Dans la foulée du soulèvement des militaires, une trentaine d’émeutes ont été enregistrées dans des quartiers populaires de la capitale et de sa banlieue. Dans la nuit, des chars anti-émeutes ont patrouillé dans la capitale.
Cette insurrection s’est produite alors que l’opposition ne cesse d’appeler l’armée, considérée comme le principal soutien de Maduro, à rompre avec le régime.
Le Parlement a notamment promis une «amnistie» aux membres de l’armée qui refuseraient de reconnaître le nouveau mandat du chef de l’État.
Mardi, les députés ont approuvé cette proposition, défiant la décision de la Cour suprême, affiliée au régime, qui a déclaré nulles toutes leurs décisions.
«Ils ne peuvent pas déclarer inconstitutionnel le désir de changement d’un peuple», a affirmé Juan Guaido, selon lequel le soulèvement de lundi traduit le mécontentement croissant au sein de l’armée.
Le nouveau mandat de M. Maduro est contesté par l’opposition, qui dénonce des pressions sur les électeurs lors du scrutin du 20 mai et pointe la forte abstention.
L’Union européenne espère lancer en février un groupe international de contact pour tenter de trouver une sortie, selon la chef de la diplomatie européenne, Federica Mogherini.
Il «réunira les acteurs régionaux et internationaux pouvant contribuer à restaurer les conditions d’une solution politique à la crise», a précisé mercredi le ministère français des Affaires étrangères. «L’impasse politique actuelle démontre la nécessité de trouver à terme un accord qui permette aux Vénézuéliens de choisir librement leurs représentants».
L’OEA, dont un grand nombre de membres jugent illégitime le deuxième mandat de M. Maduro, doit elle se réunir jeudi en session extraordinaire pour examiner «les récents événements au Venezuela».
L’UE appelle à écouter la voix du peuple
L’Union européenne a appelé mercredi à écouter la «voix» du peuple du Venezuela et a réclamé des élections «libres et crédibles». «Le 23 janvier, le peuple vénézuélien a massivement réclamé la démocratie et la possibilité de déterminer librement son propre destin. Sa voix ne peut être ignorée», a dit la Haute représentante de l’UE, Federica Mogherini, au nom des 28.
«L’UE appelle à l’ouverture immédiate d’un processus politique débouchant sur des élections libres et crédibles, conformément à l’ordre constitutionnel», a ajouté la chef de la diplomatie européenne dans un communiqué. «Les droits civils, la liberté et la sécurité de tous les membres de l’Assemblée nationale, y compris de son président, Juan Guaidó, doivent être […] pleinement respectés», a-t-elle prévenu.

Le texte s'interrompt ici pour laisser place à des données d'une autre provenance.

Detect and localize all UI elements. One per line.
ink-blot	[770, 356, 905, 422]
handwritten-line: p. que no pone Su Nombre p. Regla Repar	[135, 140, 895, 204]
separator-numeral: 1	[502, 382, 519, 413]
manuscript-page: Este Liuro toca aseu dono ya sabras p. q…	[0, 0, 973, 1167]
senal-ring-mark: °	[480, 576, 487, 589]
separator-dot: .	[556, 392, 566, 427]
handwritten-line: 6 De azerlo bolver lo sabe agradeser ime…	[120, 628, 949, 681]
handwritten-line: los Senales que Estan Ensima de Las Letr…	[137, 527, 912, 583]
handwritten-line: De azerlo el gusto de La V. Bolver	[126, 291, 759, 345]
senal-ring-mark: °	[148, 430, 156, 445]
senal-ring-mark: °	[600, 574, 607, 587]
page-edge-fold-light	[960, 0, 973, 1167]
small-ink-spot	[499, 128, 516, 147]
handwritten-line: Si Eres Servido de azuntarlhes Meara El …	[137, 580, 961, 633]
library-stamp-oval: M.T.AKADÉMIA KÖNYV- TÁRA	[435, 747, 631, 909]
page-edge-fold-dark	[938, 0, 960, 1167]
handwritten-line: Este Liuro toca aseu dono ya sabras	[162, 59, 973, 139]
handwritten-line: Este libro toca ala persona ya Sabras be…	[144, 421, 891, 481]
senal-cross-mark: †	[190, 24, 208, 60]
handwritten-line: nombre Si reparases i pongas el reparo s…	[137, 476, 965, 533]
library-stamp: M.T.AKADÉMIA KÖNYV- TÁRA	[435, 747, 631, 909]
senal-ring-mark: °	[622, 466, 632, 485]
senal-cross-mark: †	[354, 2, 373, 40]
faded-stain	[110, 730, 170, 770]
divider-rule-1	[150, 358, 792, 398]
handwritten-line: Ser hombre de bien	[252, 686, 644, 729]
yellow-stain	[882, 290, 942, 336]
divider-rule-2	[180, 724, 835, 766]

Pour l’UE, «la violence et le recours excessif à la force par les forces de sécurité sont totalement inacceptables et ne résoudront certainement pas la crise». «Le peuple vénézuélien a le droit de manifester pacifiquement, de choisir librement ses dirigeants et de décider de son avenir», a poursuivi Mme Mogherini.
L’UE et ses États membres disent «rester prêts à soutenir le rétablissement de la démocratie et de l’État de droit au Venezuela par un processus politique pacifique crédible, conformément à la constitution vénézuélienne». L’Union européenne espère lancer en février un groupe international de contact pour tenter de trouver une sortie, selon la chef de la diplomatie européenne.